Step 2: Take the LEDs From the Bicycle Light
The bicycle light consists of a soft flexible cover and inside a clear plastic housing, batteries and the little circuit board. It takes less than 30 seconds to remove the LEDs from the cover.
Step 3: Small Modification
The circuit board has an ON/OFF button. It can be operated by your finger, so I decided to keep that button the way it was. I only made a small modification on the clear plastic housing. I used a saw to cut off the part left of the black line on the photo. The result is a narrow housing, which easily holds the circuit board and the batteries.
Step 4: Making the Wooden Base
I used a small piece of scrap wood and cut a few pieces of the same lenght. I recommend that you take an odd number of pieces, because then it is easy to make the hole in the middle. I made the hole by cutting the middle wooden piece in two smaller pieces with the gap in between just wide enough to hold the clear plastic housing of the LEDs.
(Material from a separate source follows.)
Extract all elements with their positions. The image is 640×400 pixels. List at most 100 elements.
I used glue to glue the wooden pieces to form one piece. After that I drew the outline of the glass and used a router to remove a little bit of wood so the glass stays better in place. This is not really necessary so if you do not have a router, you can skip that.
I placed the LEDs in the hole of the wooden base. The hole does not have a bottom so it is easy to get the LEDs out of the hole by pushing them up from the bottom.
Step 5: Enjoy the Result
When it gets dark, I switch on the LEDs and the image in the glass is illuminated.
I do not yet know how long it will take before the batteries will die, but on a bicycle the light can be used for quite some time before the batteries are dead, so I assume I will not have to replace the batteries very often. (Of course I only switch on the LEDs when it is dark and when I am at home to enjoy the light.)